Our repayment rate is over 97% (in 2018 we reported a repayment rate of 99%). MicroLoan lends to groups of women rather than to individuals, therefore each group accepts joint responsibility for the loan.

We provide extensive training before we make the loans to ensure that we lend responsibly and help our clients succeed. We provide eight training sessions before the women receive their loan, and fortnightly training and support throughout the loan period to help them address challenges and manage their loans and their business.

What happens if someone can’t repay their loan? 

We know that commercial MFIs will put debt onto another family member should something happen. It is commonplace for a lot of commercial MFIs to make their clients take out life insurance as part of their service charge on the loan. The heavy handed approach of commercial MFIs does not help with poverty alleviation.

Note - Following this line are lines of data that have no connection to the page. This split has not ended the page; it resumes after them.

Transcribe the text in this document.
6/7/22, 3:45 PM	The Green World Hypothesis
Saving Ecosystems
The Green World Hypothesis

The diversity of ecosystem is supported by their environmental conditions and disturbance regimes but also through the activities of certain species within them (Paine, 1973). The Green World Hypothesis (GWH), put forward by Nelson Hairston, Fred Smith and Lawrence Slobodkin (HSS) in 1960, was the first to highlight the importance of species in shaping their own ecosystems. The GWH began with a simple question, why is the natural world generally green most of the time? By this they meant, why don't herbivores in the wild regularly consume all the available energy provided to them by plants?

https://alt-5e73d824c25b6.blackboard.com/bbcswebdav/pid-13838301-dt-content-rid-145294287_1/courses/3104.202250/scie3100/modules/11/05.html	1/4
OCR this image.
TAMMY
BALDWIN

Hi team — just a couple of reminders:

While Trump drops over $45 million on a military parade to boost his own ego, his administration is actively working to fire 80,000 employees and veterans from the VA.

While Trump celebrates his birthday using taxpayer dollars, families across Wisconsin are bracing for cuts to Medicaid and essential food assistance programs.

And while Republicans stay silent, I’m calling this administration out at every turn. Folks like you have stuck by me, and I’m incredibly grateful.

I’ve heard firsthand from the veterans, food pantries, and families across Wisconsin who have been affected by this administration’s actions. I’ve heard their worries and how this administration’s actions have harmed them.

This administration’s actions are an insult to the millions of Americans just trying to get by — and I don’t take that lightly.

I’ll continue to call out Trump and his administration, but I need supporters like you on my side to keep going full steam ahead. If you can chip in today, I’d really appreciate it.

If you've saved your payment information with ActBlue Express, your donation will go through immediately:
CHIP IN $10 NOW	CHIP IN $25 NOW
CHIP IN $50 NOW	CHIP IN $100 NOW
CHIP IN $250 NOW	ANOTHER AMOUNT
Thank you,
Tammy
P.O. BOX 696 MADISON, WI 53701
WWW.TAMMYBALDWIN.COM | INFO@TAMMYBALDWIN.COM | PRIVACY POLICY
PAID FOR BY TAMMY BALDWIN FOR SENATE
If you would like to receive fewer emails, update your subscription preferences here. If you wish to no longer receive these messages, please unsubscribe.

Taking collateral from families who are living on less than £1 a day or shifting debt onto another family member goes against our social mission.

Because we are a charity we have the option to write off loans in extenuating circumstances. For example, during the COVID-19 pandemic or in 2019 when a cyclone hit southern Malawi when the floods which hit Malawi wiping out our client’s businesses, we were able to write off  loans. Our structures are set up so that our clients should always be able to pay back their loans, but there is a safety net there if for any given reason they cannot.